Tag Archive: color


I started my post during the weekend trying to summarize Blake’s representation system of color in Songs of Innocence, because he mentions certain colors repetitively throughout the whole series. Firstly, Blake uses the color of white frequently as the symbol of innocence and white is the color of lamb and the Lamb, which refers to Jesus Christ. Also, in The Little Black Boy, white is related to biblical image: “my soul is white. White as an angel is the English child” (16). The connection between white and innocence continues in The Chimney Sweeper, representing the sweepers rising upon clouds: “then naked & white, all their bags left behind” (18). Later in The Little Boy Found, white is again associated with God: “but God ever nigh, Appeared like his father in white” (19).

Green is another color that connects to the representation of innocence and green echoes with the color of white by referring to grass and lawn, where the lambs are. In Ecchoing Green, the color of green merges with the image of children playing cheerfully. Also, in Laughing Song, the color of green is associated with the concept of joy: “when the meadows laugh with lively green…” (19). In Night, “green fields and happy groves” are tightly connected with “where lambs have nibbled” (23). Finally, in Nurse’s Song, green is again presented with the laughing voices of children: “when the voices of children are heard on the green” (25). Besides Songs of Innocence, the image of green and white are seen in Blake’s other works. For example, in “And did those feet in ancient time”, England’s mountains are described as green (147).

Unlike white and green, the color of black is usually associated with image of industrialization and contamination of innocence. In The Little Black Boy, though Blake shows no discrimination against the boy’s dark skin, the color black is still presented as a contrary of white: “And I am black, but O! my soul is white” (16). This image is more obvious in The Chimney Sweeper, black is associated with factories and counter-color of white: “Were all of them lock’d up in coffins of black” (18). Similarly, in “And did those feet in ancient time”, the Satanic Mills are described as dark (147).

(http://www.blakearchive.org/exist/blake/archive/comparison.xq?selection=compare&copies=all&bentleynum=B2&copyid=s-inn.u&java=yes
Songs of Innocence and of Experience, copy F, 1789, 1794 (Yale Center for British Art): electronic edition
Songs of Innocence and of Experience, copy L, 1795 (Yale Center for British Art): electronic edition)

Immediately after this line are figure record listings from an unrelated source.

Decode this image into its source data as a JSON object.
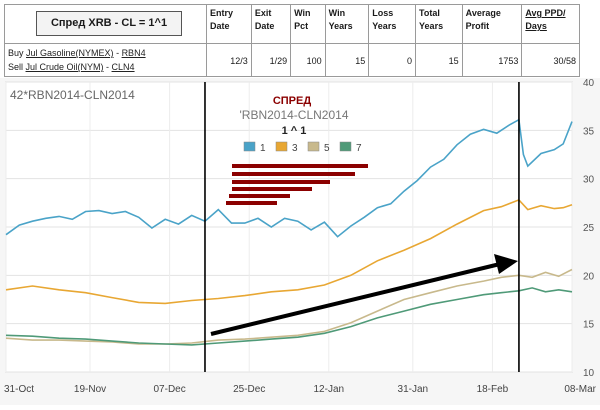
{
  "table": {
    "title": "Спред XRB - CL = 1^1",
    "headers": {
      "entry_date": "Entry Date",
      "exit_date": "Exit Date",
      "win_pct": "Win Pct",
      "win_years": "Win Years",
      "loss_years": "Loss Years",
      "total_years": "Total Years",
      "average_profit": "Average Profit",
      "avg_ppd_days": "Avg PPD/ Days"
    },
    "legs": [
      {
        "action": "Buy",
        "contract": "Jul Gasoline(NYMEX)",
        "sep": " - ",
        "symbol": "RBN4"
      },
      {
        "action": "Sell",
        "contract": "Jul Crude Oil(NYM)",
        "sep": " - ",
        "symbol": "CLN4"
      }
    ],
    "row": {
      "entry_date": "12/3",
      "exit_date": "1/29",
      "win_pct": "100",
      "win_years": "15",
      "loss_years": "0",
      "total_years": "15",
      "average_profit": "1753",
      "avg_ppd_days": "30/58"
    }
  },
  "chart_data": {
    "type": "line",
    "symbol_label": "42*RBN2014-CLN2014",
    "overlay_title_1": "СПРЕД",
    "overlay_title_2": "'RBN2014-CLN2014",
    "overlay_title_3": "1 ^ 1",
    "x_labels": [
      "31-Oct",
      "19-Nov",
      "07-Dec",
      "25-Dec",
      "12-Jan",
      "31-Jan",
      "18-Feb",
      "08-Mar"
    ],
    "y_ticks": [
      10,
      15,
      20,
      25,
      30,
      35,
      40
    ],
    "ylim": [
      10,
      40
    ],
    "xlim": [
      0,
      128
    ],
    "x_tick_positions": [
      0,
      19,
      37,
      55,
      73,
      92,
      110,
      128
    ],
    "vertical_lines": [
      45,
      116
    ],
    "legend_position": "top-center",
    "grid": true,
    "series": [
      {
        "name": "1",
        "color": "#4aa3c8",
        "points": [
          [
            0,
            24.2
          ],
          [
            3,
            25.2
          ],
          [
            6,
            25.6
          ],
          [
            9,
            25.9
          ],
          [
            12,
            26.1
          ],
          [
            15,
            25.8
          ],
          [
            18,
            26.6
          ],
          [
            21,
            26.7
          ],
          [
            24,
            26.4
          ],
          [
            27,
            26.6
          ],
          [
            30,
            26.0
          ],
          [
            33,
            24.9
          ],
          [
            36,
            25.8
          ],
          [
            39,
            25.3
          ],
          [
            42,
            26.2
          ],
          [
            45,
            25.6
          ],
          [
            48,
            26.8
          ],
          [
            51,
            25.4
          ],
          [
            54,
            25.4
          ],
          [
            57,
            25.9
          ],
          [
            60,
            25.0
          ],
          [
            63,
            25.9
          ],
          [
            66,
            25.6
          ],
          [
            69,
            24.7
          ],
          [
            72,
            25.5
          ],
          [
            75,
            24.0
          ],
          [
            78,
            25.1
          ],
          [
            81,
            26.0
          ],
          [
            84,
            27.0
          ],
          [
            87,
            27.4
          ],
          [
            90,
            28.7
          ],
          [
            93,
            29.8
          ],
          [
            96,
            31.2
          ],
          [
            99,
            32.0
          ],
          [
            102,
            33.5
          ],
          [
            105,
            34.6
          ],
          [
            108,
            35.1
          ],
          [
            111,
            34.7
          ],
          [
            114,
            35.6
          ],
          [
            116,
            36.1
          ],
          [
            117,
            32.5
          ],
          [
            118,
            31.3
          ],
          [
            121,
            32.6
          ],
          [
            124,
            33.0
          ],
          [
            126,
            33.6
          ],
          [
            128,
            35.9
          ]
        ]
      },
      {
        "name": "3",
        "color": "#e8a733",
        "points": [
          [
            0,
            18.5
          ],
          [
            6,
            18.9
          ],
          [
            12,
            18.5
          ],
          [
            18,
            18.2
          ],
          [
            24,
            17.7
          ],
          [
            30,
            17.2
          ],
          [
            36,
            17.1
          ],
          [
            42,
            17.4
          ],
          [
            48,
            17.6
          ],
          [
            54,
            17.9
          ],
          [
            60,
            18.3
          ],
          [
            66,
            18.5
          ],
          [
            72,
            19.0
          ],
          [
            78,
            20.0
          ],
          [
            84,
            21.5
          ],
          [
            90,
            22.6
          ],
          [
            96,
            23.8
          ],
          [
            102,
            25.3
          ],
          [
            108,
            26.7
          ],
          [
            112,
            27.1
          ],
          [
            116,
            27.8
          ],
          [
            118,
            26.8
          ],
          [
            121,
            27.2
          ],
          [
            124,
            26.9
          ],
          [
            126,
            27.0
          ],
          [
            128,
            27.3
          ]
        ]
      },
      {
        "name": "5",
        "color": "#c8b98c",
        "points": [
          [
            0,
            13.5
          ],
          [
            6,
            13.3
          ],
          [
            12,
            13.3
          ],
          [
            18,
            13.2
          ],
          [
            24,
            13.1
          ],
          [
            30,
            12.9
          ],
          [
            36,
            12.9
          ],
          [
            42,
            13.0
          ],
          [
            48,
            13.3
          ],
          [
            54,
            13.4
          ],
          [
            60,
            13.6
          ],
          [
            66,
            13.8
          ],
          [
            72,
            14.2
          ],
          [
            78,
            15.1
          ],
          [
            84,
            16.3
          ],
          [
            90,
            17.5
          ],
          [
            96,
            18.2
          ],
          [
            102,
            18.9
          ],
          [
            108,
            19.4
          ],
          [
            112,
            19.8
          ],
          [
            116,
            20.0
          ],
          [
            119,
            19.8
          ],
          [
            122,
            20.3
          ],
          [
            125,
            19.9
          ],
          [
            128,
            20.6
          ]
        ]
      },
      {
        "name": "7",
        "color": "#4f9a78",
        "points": [
          [
            0,
            13.8
          ],
          [
            6,
            13.7
          ],
          [
            12,
            13.5
          ],
          [
            18,
            13.4
          ],
          [
            24,
            13.2
          ],
          [
            30,
            13.0
          ],
          [
            36,
            12.9
          ],
          [
            42,
            12.8
          ],
          [
            48,
            13.0
          ],
          [
            54,
            13.2
          ],
          [
            60,
            13.4
          ],
          [
            66,
            13.6
          ],
          [
            72,
            14.0
          ],
          [
            78,
            14.7
          ],
          [
            84,
            15.6
          ],
          [
            90,
            16.3
          ],
          [
            96,
            17.0
          ],
          [
            102,
            17.5
          ],
          [
            108,
            18.0
          ],
          [
            112,
            18.2
          ],
          [
            116,
            18.4
          ],
          [
            119,
            18.7
          ],
          [
            122,
            18.3
          ],
          [
            125,
            18.5
          ],
          [
            128,
            18.3
          ]
        ]
      }
    ]
  }
}
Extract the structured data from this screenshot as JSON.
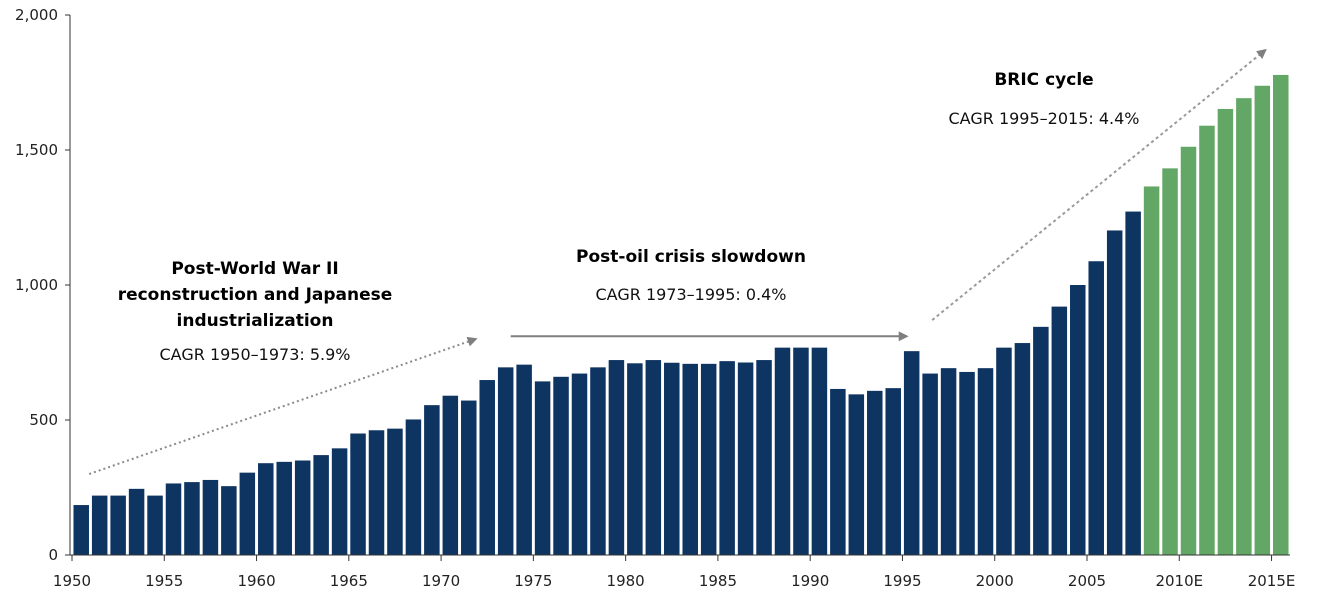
{
  "chart_data": {
    "type": "bar",
    "title": "",
    "xlabel": "",
    "ylabel": "",
    "ylim": [
      0,
      2000
    ],
    "yticks": [
      "0",
      "500",
      "1,000",
      "1,500",
      "2,000"
    ],
    "xtick_labels": [
      "1950",
      "1955",
      "1960",
      "1965",
      "1970",
      "1975",
      "1980",
      "1985",
      "1990",
      "1995",
      "2000",
      "2005",
      "2010E",
      "2015E"
    ],
    "categories": [
      "1950",
      "1951",
      "1952",
      "1953",
      "1954",
      "1955",
      "1956",
      "1957",
      "1958",
      "1959",
      "1960",
      "1961",
      "1962",
      "1963",
      "1964",
      "1965",
      "1966",
      "1967",
      "1968",
      "1969",
      "1970",
      "1971",
      "1972",
      "1973",
      "1974",
      "1975",
      "1976",
      "1977",
      "1978",
      "1979",
      "1980",
      "1981",
      "1982",
      "1983",
      "1984",
      "1985",
      "1986",
      "1987",
      "1988",
      "1989",
      "1990",
      "1991",
      "1992",
      "1993",
      "1994",
      "1995",
      "1996",
      "1997",
      "1998",
      "1999",
      "2000",
      "2001",
      "2002",
      "2003",
      "2004",
      "2005",
      "2006",
      "2007",
      "2008E",
      "2009E",
      "2010E",
      "2011E",
      "2012E",
      "2013E",
      "2014E",
      "2015E"
    ],
    "values": [
      185,
      220,
      220,
      245,
      220,
      265,
      270,
      278,
      255,
      305,
      340,
      345,
      350,
      370,
      395,
      450,
      462,
      468,
      502,
      555,
      590,
      572,
      648,
      695,
      705,
      643,
      660,
      672,
      695,
      722,
      710,
      722,
      712,
      708,
      708,
      718,
      713,
      722,
      768,
      768,
      768,
      615,
      595,
      608,
      618,
      755,
      672,
      692,
      678,
      692,
      768,
      785,
      845,
      920,
      1000,
      1088,
      1202,
      1272,
      1365,
      1432,
      1512,
      1590,
      1652,
      1692,
      1738,
      1778
    ],
    "series_colors": {
      "actual": "#0e3461",
      "estimate": "#63a766"
    },
    "annotations": [
      {
        "lines": [
          "Post-World War II",
          "reconstruction and Japanese",
          "industrialization"
        ],
        "sub": "CAGR 1950–1973: 5.9%"
      },
      {
        "lines": [
          "Post-oil crisis slowdown"
        ],
        "sub": "CAGR 1973–1995: 0.4%"
      },
      {
        "lines": [
          "BRIC cycle"
        ],
        "sub": "CAGR 1995–2015: 4.4%"
      }
    ],
    "grid": false,
    "legend": "none"
  }
}
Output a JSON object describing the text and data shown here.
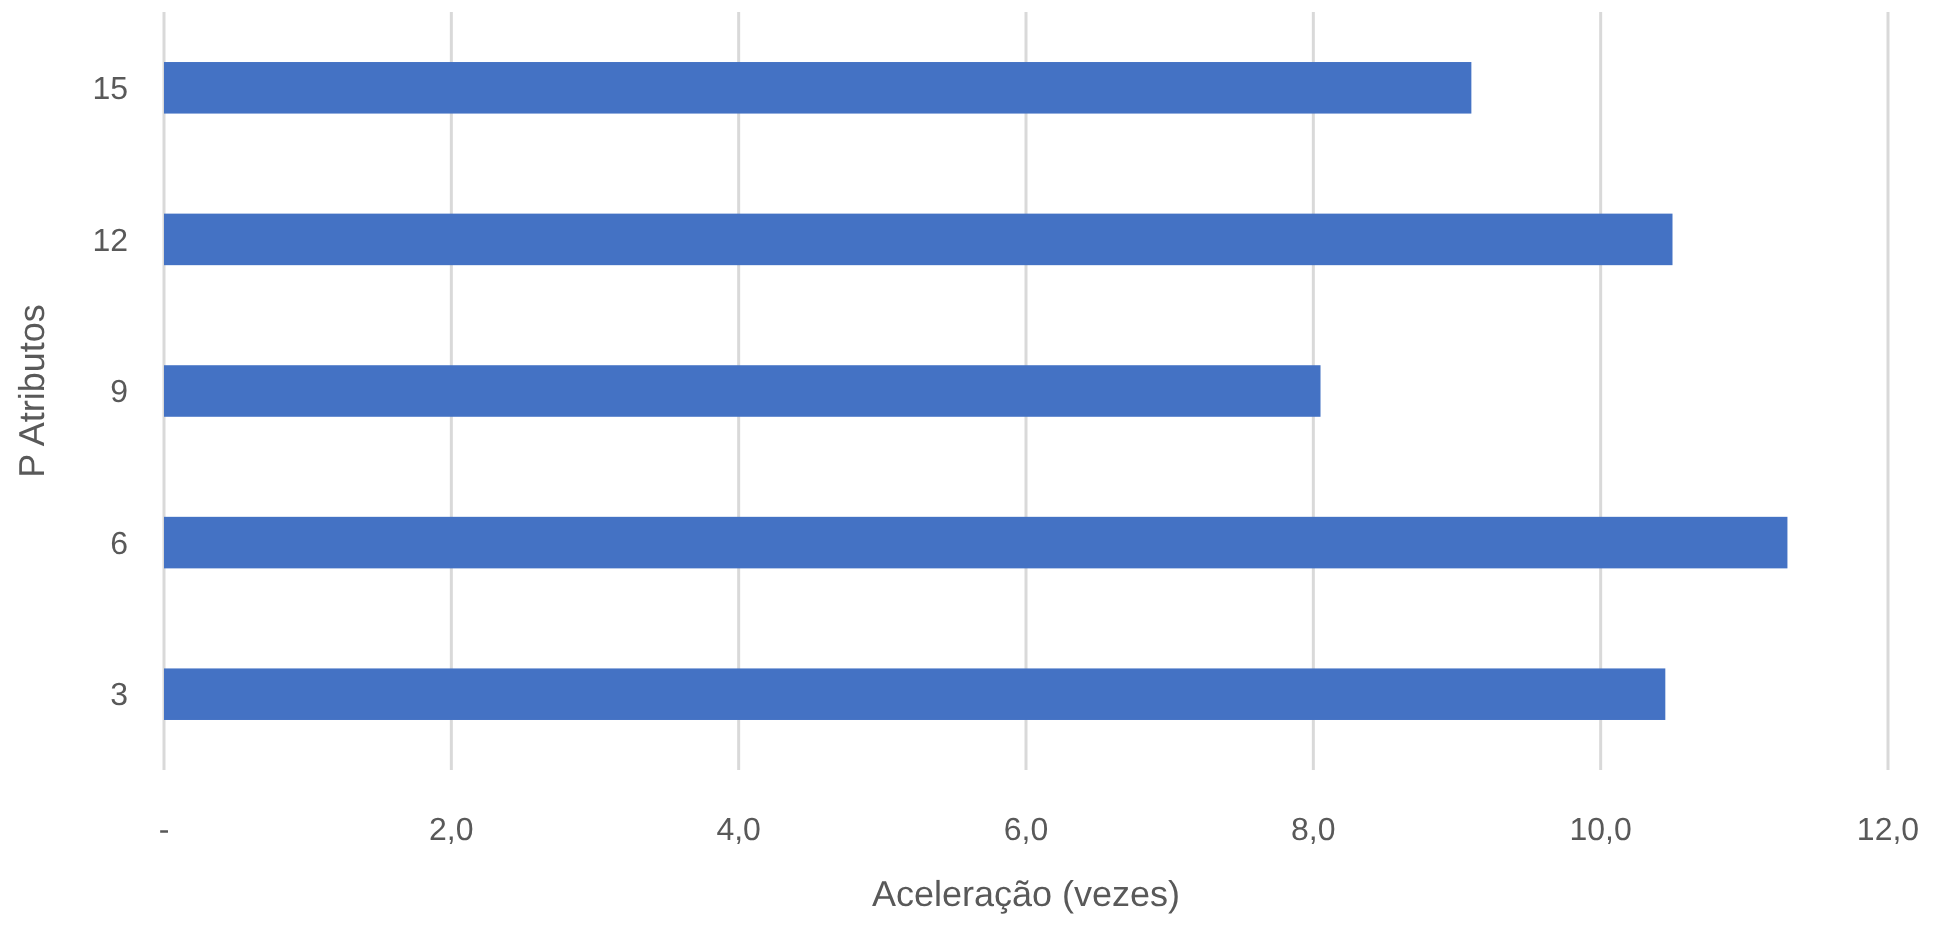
{
  "chart_data": {
    "type": "bar",
    "orientation": "horizontal",
    "xlabel": "Aceleração (vezes)",
    "ylabel": "P Atributos",
    "categories": [
      "15",
      "12",
      "9",
      "6",
      "3"
    ],
    "values": [
      9.1,
      10.5,
      8.05,
      11.3,
      10.45
    ],
    "color": "#4472c4",
    "xlim": [
      0,
      12
    ],
    "xticks": [
      {
        "value": 0,
        "label": "-"
      },
      {
        "value": 2,
        "label": "2,0"
      },
      {
        "value": 4,
        "label": "4,0"
      },
      {
        "value": 6,
        "label": "6,0"
      },
      {
        "value": 8,
        "label": "8,0"
      },
      {
        "value": 10,
        "label": "10,0"
      },
      {
        "value": 12,
        "label": "12,0"
      }
    ],
    "grid": "x"
  }
}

However, after our first discussion, I realized that Blake himself might be against this strict division of color, which is what I am doing right now. Blake’s art work is destroying the system he created in his own words. He set up this point of view in YAH & His Two Sons Satan & Adam: “What can be created can be destroyed” (352). In the art works associated with Songs of Innocence, he is materializing this idea: using different color, an infant can be both an angel and a demon (pictures above). By creating the contrary of colors in art works and poems, Blake is mocking those who try to institutionalize and systemize things, in this case colors, from their experience and reason. For Blake, the state of innocence is not a boy who was taught white symbolizes Christ but one who learn the true Christ through their vision, their imagination, and their Poetic Genius.

The Great Line vs. Color Debate

Promoting the superiority of line over color, Blake argues the sublime in art relies on the artist’s execution of the minute particulars in this world. Defined as the outward expression of the eternal individualities of all things, these details can only be expressed through line in the engraving process. Roberts notes Blake printed mostly monochromatic illuminated books and colored them later by hand, demonstrating the artist’s emphasis on exact line rather than perfect color. Comparing the works of Le Brun and Rubens with Rafael, Blake labels the two colorists “contemptible,” instead elevating outline by stating, “All Forms are Perfect in the Poets Mind. but these are…from Imagination” (464). Although Reynolds and Blake both laud Ideal Beauty through form, Blake asserts knowledge of such beauty is born innately in man and expressed through imagination, undermining the need for a Royal Academy of artistic learning. Criticizing the use of art by Reynolds and King George III to reshape the image of Great Britain, Blake argues “Empire follows Art,” which rationalizes his decision to use art as a vehicle to visualize his prophecies (461). Because Blake believed nations conformed to art, he imbued his works with the precise forms of what he recognized as Ideal Beauty. Describing his own style as “unbroken lines, unbroken masses, and unbroken colours,” Blake approached art as a way to find form—both on the page and in the world—and keep it.